The Basic Facts: Plaintiff, the seller of waste paper, brought a federal claim against a buyer's parent corporation asserting the parent corporation willfully and maliciously induced the subsidiary to breach a contract between Plaintiff and the subsidiary.
The Bottom Line:
- "(1) Can a parent corporation be held liable under Tenn. Code Ann. § 47‑50‑109 or under Tennessee law for inducing a subsidiary to breach a contract with another party?
(2) Can a parent corporation be held liable for inducing its subsidiary to breach a contract when the parent was acting on behalf of the subsidiary or acting to further the subsidiary's interests? If so, which party bears the burden of pleading and proving whether the parent was acting on behalf of, or to further the interests of, the subsidiary?

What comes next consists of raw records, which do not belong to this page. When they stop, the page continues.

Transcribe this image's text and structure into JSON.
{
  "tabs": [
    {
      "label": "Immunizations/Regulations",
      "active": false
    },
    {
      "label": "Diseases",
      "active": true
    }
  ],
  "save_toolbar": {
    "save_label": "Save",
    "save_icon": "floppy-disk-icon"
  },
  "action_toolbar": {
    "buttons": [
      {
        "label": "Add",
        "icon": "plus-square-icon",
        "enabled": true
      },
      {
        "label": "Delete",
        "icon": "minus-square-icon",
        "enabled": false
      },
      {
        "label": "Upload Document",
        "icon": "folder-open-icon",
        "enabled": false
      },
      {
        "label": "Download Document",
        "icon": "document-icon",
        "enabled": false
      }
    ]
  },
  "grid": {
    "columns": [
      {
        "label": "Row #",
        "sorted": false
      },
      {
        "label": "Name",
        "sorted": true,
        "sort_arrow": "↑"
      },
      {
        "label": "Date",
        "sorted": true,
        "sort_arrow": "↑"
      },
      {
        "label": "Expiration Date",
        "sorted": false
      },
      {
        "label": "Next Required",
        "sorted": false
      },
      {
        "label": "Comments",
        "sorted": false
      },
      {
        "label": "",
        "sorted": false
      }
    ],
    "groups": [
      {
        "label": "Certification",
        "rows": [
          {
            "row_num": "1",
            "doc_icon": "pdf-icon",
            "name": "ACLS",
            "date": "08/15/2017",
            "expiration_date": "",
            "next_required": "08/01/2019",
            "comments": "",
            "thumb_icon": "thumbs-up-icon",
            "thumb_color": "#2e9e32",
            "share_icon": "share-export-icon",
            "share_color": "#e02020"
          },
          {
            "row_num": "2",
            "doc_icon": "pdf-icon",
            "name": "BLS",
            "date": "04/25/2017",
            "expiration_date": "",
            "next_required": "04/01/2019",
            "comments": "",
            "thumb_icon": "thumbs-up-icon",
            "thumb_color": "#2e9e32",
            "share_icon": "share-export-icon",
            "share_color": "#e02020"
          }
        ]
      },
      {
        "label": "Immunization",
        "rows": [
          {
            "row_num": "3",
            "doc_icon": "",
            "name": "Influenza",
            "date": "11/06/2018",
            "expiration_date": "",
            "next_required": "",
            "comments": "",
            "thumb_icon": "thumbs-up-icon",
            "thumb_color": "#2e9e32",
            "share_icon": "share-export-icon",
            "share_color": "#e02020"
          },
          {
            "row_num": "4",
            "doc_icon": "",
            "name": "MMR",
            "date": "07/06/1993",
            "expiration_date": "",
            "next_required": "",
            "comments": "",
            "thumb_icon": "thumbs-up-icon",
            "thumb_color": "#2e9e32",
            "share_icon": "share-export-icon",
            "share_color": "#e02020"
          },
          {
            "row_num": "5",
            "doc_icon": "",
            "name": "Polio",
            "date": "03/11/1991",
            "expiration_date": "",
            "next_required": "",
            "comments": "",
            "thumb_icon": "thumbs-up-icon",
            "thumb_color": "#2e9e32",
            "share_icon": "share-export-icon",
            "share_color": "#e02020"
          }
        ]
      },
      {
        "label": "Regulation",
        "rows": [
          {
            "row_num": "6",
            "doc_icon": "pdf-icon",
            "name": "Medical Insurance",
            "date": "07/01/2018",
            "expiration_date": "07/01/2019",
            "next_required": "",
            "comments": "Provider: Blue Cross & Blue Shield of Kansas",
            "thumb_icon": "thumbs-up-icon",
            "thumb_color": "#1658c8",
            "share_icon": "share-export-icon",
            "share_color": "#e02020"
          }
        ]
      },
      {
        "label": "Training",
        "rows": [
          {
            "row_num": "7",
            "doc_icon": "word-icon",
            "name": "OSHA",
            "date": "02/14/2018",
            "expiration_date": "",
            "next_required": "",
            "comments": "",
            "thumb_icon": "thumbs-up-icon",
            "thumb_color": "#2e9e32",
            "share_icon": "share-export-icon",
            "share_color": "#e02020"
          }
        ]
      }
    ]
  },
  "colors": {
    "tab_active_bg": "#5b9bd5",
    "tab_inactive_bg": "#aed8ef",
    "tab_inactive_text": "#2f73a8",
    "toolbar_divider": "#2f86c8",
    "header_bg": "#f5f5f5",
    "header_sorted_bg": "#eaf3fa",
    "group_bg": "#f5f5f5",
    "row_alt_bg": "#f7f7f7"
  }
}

(3) For a parent corporation to be held liable for inducing its subsidiary to breach a contract, must the parent induce the breach by wrongful means? If so, what constitutes wrongful means, and which party has the burden of pleading and proving existence of wrongful means?" 33 S.W.3d at 781.

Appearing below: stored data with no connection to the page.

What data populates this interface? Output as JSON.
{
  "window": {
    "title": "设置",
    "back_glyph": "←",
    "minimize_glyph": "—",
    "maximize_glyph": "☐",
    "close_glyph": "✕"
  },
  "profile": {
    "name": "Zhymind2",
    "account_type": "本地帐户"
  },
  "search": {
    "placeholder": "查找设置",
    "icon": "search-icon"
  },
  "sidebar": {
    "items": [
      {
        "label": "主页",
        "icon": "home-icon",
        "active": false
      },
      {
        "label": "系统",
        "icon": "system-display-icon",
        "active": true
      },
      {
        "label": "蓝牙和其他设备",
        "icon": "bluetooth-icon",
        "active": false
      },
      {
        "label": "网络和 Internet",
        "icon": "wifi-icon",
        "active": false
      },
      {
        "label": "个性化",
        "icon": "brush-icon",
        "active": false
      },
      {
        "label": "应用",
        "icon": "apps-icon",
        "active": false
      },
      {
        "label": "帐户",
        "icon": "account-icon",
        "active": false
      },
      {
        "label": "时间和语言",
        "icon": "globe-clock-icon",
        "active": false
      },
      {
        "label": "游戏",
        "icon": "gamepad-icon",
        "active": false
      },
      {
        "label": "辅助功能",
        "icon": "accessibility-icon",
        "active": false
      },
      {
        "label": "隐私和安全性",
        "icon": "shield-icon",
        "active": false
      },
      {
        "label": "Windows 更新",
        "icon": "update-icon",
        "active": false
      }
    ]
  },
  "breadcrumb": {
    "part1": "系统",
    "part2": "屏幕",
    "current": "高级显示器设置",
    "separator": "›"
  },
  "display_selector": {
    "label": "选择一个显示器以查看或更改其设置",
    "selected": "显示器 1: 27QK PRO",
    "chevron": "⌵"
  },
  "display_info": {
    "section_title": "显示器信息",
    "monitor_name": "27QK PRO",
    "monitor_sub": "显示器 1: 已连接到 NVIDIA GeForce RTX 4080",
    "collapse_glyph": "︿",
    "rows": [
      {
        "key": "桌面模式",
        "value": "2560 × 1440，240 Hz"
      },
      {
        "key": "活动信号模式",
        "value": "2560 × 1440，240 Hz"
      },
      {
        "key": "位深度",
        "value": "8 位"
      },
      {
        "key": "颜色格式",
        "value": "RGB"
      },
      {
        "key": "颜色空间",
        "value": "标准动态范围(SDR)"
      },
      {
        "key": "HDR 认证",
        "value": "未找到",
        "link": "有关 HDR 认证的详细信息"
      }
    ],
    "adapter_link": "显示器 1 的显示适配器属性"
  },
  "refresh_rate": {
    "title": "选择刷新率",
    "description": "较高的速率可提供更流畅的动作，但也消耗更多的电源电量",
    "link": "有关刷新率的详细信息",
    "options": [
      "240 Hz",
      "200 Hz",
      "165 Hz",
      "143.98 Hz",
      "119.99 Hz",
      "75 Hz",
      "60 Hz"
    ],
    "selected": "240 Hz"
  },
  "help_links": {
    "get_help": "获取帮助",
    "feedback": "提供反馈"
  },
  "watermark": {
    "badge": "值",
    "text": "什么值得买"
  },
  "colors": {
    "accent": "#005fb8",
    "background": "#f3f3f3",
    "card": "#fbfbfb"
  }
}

- "Based on the certified questions posed to this Court, we hold that a parent corporation is privileged to interfere in the contractual relations of a wholly-owned subsidiary and that it is immune from liability for inducing to breach a contract with another party. This privilege, however, can be lost either by acting contrary to such subsidiary's economic interests or by using wrongful means. For this purpose, the definition of wrongful means includes fraud, misrepresentation, threats, violence, defamation, trespass, restraint of trade, intimidation, molestation, or any other wrongful act recognized by statute or common law. Once it is established that the defendant corporation owns 100 percent of the stock of the subsidiary in question, the plaintiff bears the burden of proof to demonstrate that the defendant has lost its privilege by acting contrary to its wholly-owned subsidiary's economic interests or by employing wrongful means in inducing its wholly-owned subsidiary to breach a contract." Id. at 784.

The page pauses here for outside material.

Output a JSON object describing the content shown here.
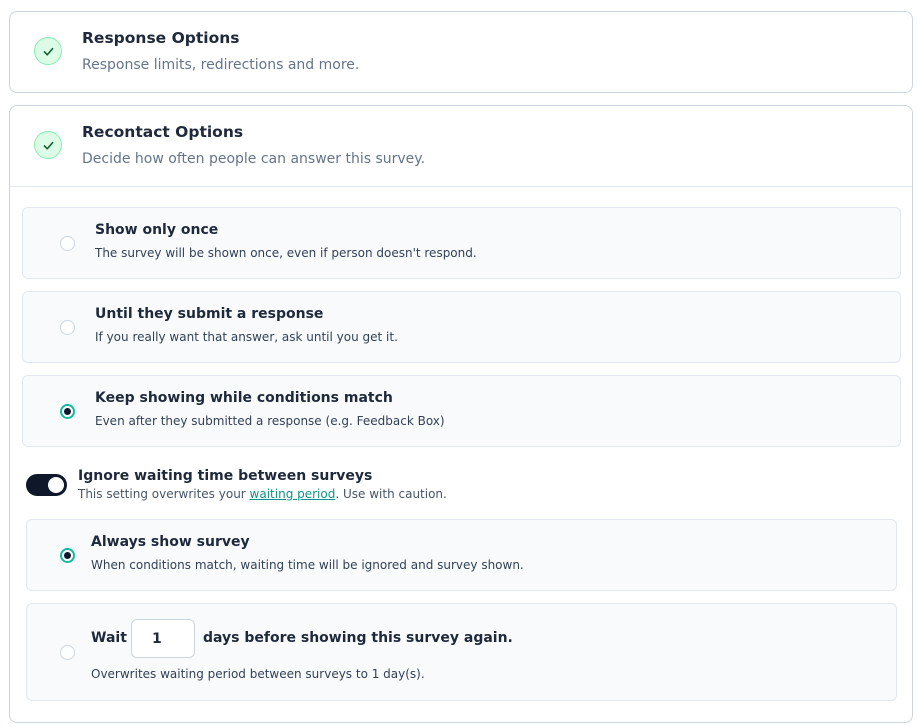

Other Sources of Note: Freeman Management Corp. v. Shurgard Storage Centers, LLC , 461 F.Supp.2d 629, 638 (M.D. Tenn. 2006) (holding that a parent company did not demonstrate a sufficient unity of interest under Waste Conversion to warrant the parent-subsidiary privilege); Cambio Health Solutions, LLC v. Reardon, 213 S.W.3d 785, 792 (Tenn. 2006) (declining to extend Waste Conversion and holding that "the privilege of a parent corporation to interfere with the contractual relations of a subsidiary corporation does not apply when the parent owns less than 100% of its subsidiary.").